Take that deep breath, try to calm your thoughts and recognize that while you’ve had an idea, you will not implode if you don’t immediately get moving on it. If you need to say it to yourself out loud, do it! Talking to yourself out loud can actually help reinforce your thoughts.
Meditation can help tremendously with this kind of mindfulness. Keep an eye out for a post on meditation soon!
Step 2: Write it Down
The small act of writing something down can make you feel like you’ve already gotten started. I recommend keeping a notepad within reach at all times, since our ADHD brains are constantly on overdrive and these ideas can strike at any moment.
I keep a notepad at my desk, by my nightstand, and in the kitchen because those are the areas in which I spend the majority of my time.
Step 3: Schedule It
Schedule time to work on it, as soon as you think of it. Don’t fall into the trap of assuming you’ll remember at a more convenient time.
If you keep a physical planner, write down time later in the day or week to flesh out the skill building activities and plan. If you use your phone, put in a calendar item or a task with a specific date and time.
Your future self will thank you!
Alternatively, you can have a weekly time you dedicate to working on all your ideas, and consider this one to add to the list. You can’t control creativity and when the ideas will flow, but you can schedule time to make more detailed plans.
Step 4: Map It Out
This just keeps getting harder and harder doesn’t it? First, you need to switch off your overactive brain, then put aside your brilliant idea, and then make a plan?! Yet, I promise the up-front frustration you experience will far outweigh the future frustration of never feeling like you’re improving.
Delayed gratification may not be your strong suit (maybe it’s a skill to work on!), so say this out loud if you need to – “I will make a plan and follow it because it’s more likely to lead to success”.
Then, write down your plan! Consider the following questions:
- Where do I struggle today?
- How does it affect my social life/work life/relationship(s)/self-view?
- Is it something I can work on daily?
- What are the techniques I will use to learn this skill?
- For this one, there are a lot of ADHD books and guides solely dedicated to working on skills to overcome executive functioning deficiencies – I like “Taking Charge of Adult ADHD” by Russell Barkley
- Is there someone in my life who can help me practice without judgement?
- What is my measure of success?
Make a plan and save it somewhere easy to find. That could mean printing a copy and taping it on the wall of your home office. Maybe it’s a note you keep on your phone, or a document on your desktop. But make it easy to refer to it as often as needed.
Step 5: Practice Daily
I’M SORRY! It got worse. But I truly recommend practicing it every day, and making it count.
There’s no definitive study on how long it takes to learn a skill (10,000 hours is probably excessive) and it will vary from person to person, but if you practice a little bit every day it becomes a habit – and habits stick with us far longer than whims.
Each time you practice it should be a real effort, but don’t beat yourself up if you miss an opportunity! Recognize that you missed out and reflect on what happened.

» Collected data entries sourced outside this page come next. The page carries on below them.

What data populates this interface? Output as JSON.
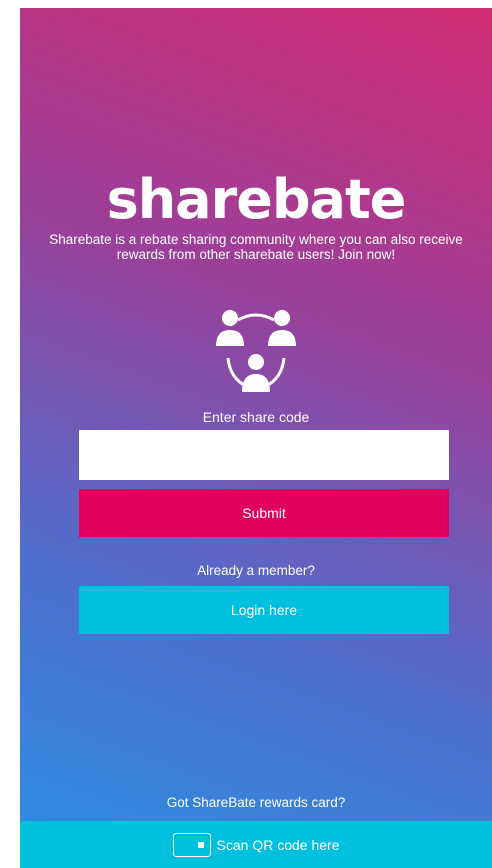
{
  "app": {
    "logo_text": "sharebate",
    "tagline": "Sharebate is a rebate sharing community where you can also receive rewards from other sharebate users! Join now!"
  },
  "share_code": {
    "label": "Enter share code",
    "value": "",
    "placeholder": "",
    "submit_label": "Submit"
  },
  "member": {
    "prompt": "Already a member?",
    "login_label": "Login here"
  },
  "rewards": {
    "prompt": "Got ShareBate rewards card?",
    "scan_label": "Scan QR code here"
  },
  "icons": {
    "community": "community-icon",
    "scan": "qr-scan-icon"
  },
  "colors": {
    "gradient_top": "#d22c74",
    "gradient_bottom": "#2a8fe2",
    "submit": "#e2005f",
    "login": "#00c1dd",
    "scan_bar": "#00c1dd"
  }
}
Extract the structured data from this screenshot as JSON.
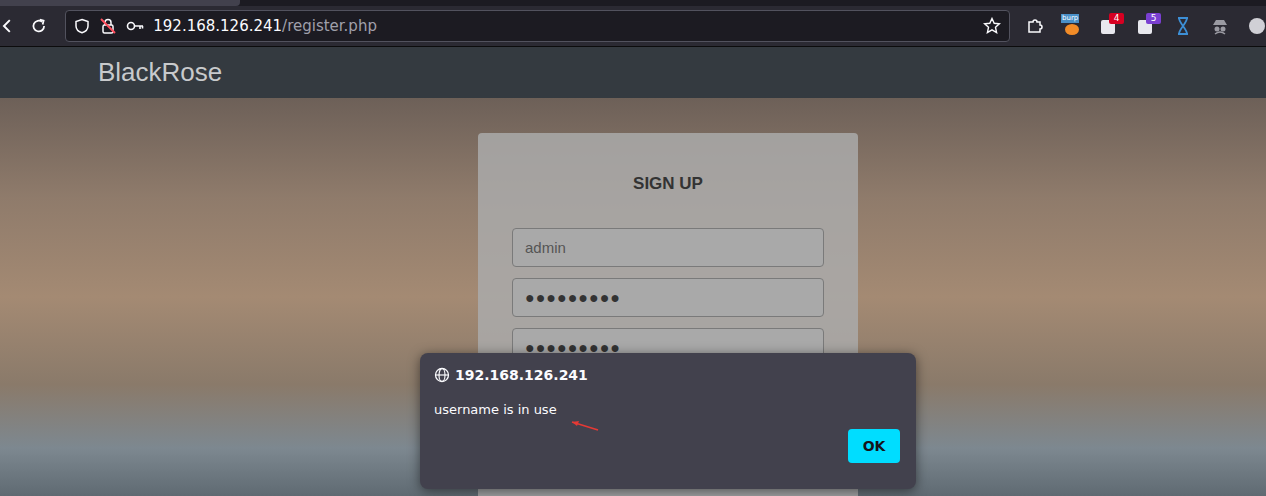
{
  "browser": {
    "address": {
      "host": "192.168.126.241",
      "path": "/register.php"
    },
    "bookmarked": false,
    "extensions": [
      {
        "kind": "puzzle",
        "label": "",
        "badge": "",
        "color": "#fbfbfe"
      },
      {
        "kind": "burp",
        "label": "burp",
        "badge": "",
        "color": "#f28c28"
      },
      {
        "kind": "badge",
        "label": "",
        "badge": "4",
        "color": "#d70022"
      },
      {
        "kind": "badge",
        "label": "",
        "badge": "5",
        "color": "#7a3fd1"
      },
      {
        "kind": "hourglass",
        "label": "",
        "badge": "",
        "color": "#3d8fd6"
      },
      {
        "kind": "spy",
        "label": "",
        "badge": "",
        "color": "#9a9aa2"
      },
      {
        "kind": "circle",
        "label": "",
        "badge": "",
        "color": "#d0d0d6"
      }
    ]
  },
  "page": {
    "brand": "BlackRose",
    "form": {
      "title": "SIGN UP",
      "fields": [
        {
          "kind": "text",
          "value": "admin"
        },
        {
          "kind": "password",
          "value": "●●●●●●●●●"
        },
        {
          "kind": "password",
          "value": "●●●●●●●●●"
        }
      ]
    }
  },
  "dialog": {
    "origin": "192.168.126.241",
    "message": "username is in use",
    "button": "OK"
  }
}
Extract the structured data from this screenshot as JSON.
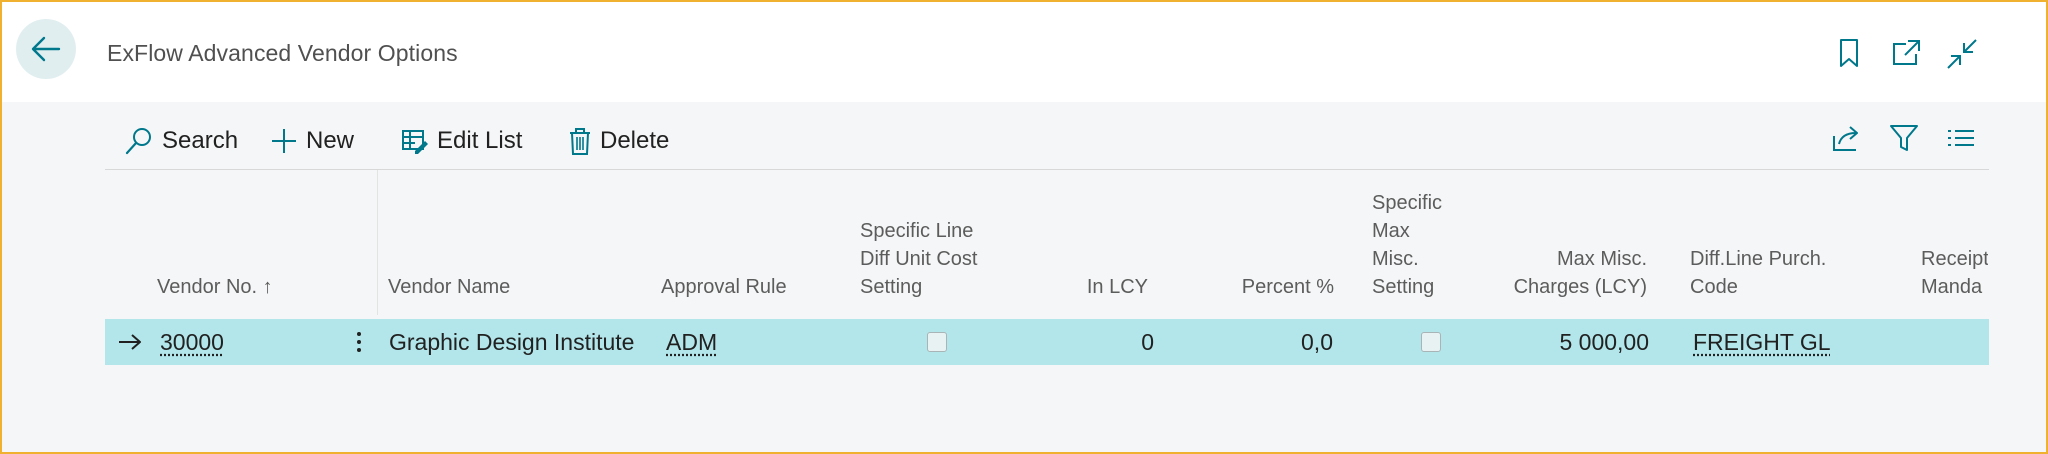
{
  "header": {
    "title": "ExFlow Advanced Vendor Options"
  },
  "toolbar": {
    "search_label": "Search",
    "new_label": "New",
    "edit_list_label": "Edit List",
    "delete_label": "Delete"
  },
  "columns": {
    "vendor_no": "Vendor No. ↑",
    "vendor_name": "Vendor Name",
    "approval_rule": "Approval Rule",
    "line_diff_1": "Specific Line",
    "line_diff_2": "Diff Unit Cost",
    "line_diff_3": "Setting",
    "in_lcy": "In LCY",
    "percent": "Percent %",
    "max_misc_1": "Specific",
    "max_misc_2": "Max",
    "max_misc_3": "Misc.",
    "max_misc_4": "Setting",
    "max_charges_1": "Max Misc.",
    "max_charges_2": "Charges (LCY)",
    "diff_code_1": "Diff.Line Purch.",
    "diff_code_2": "Code",
    "receipt_1": "Receipt",
    "receipt_2": "Manda"
  },
  "rows": [
    {
      "vendor_no": "30000",
      "vendor_name": "Graphic Design Institute",
      "approval_rule": "ADM",
      "specific_line_diff": false,
      "in_lcy": "0",
      "percent": "0,0",
      "specific_max_misc": false,
      "max_misc_charges": "5 000,00",
      "diff_line_code": "FREIGHT GL"
    }
  ],
  "colors": {
    "accent": "#00788c",
    "selected_row": "#b2e6ea",
    "frame_border": "#f0b030"
  }
}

If you need a physical reminder to practice, make one for yourself. I’ve seen a lot of women (and men!) be too ashamed to use physical aids because they feel “childish”, and they decide that if they just try harder, they’ll remember. But you might not remember to practice and that’s okay! Don’t ever be ashamed to do something for yourself that makes life a little easier.
Finally, Congratulate Yourself!
This isn’t an official step, but something you should do constantly. Whether you’re working on a specific skill or just trying to overall improve your happiness or situation, take time daily to congratulate yourself. The you of today is probably better and wiser than the you of yesterday.
We tend to fixate on what’s going wrong, so take a moment to reflect on what’s going right, and revel in your own awesomeness!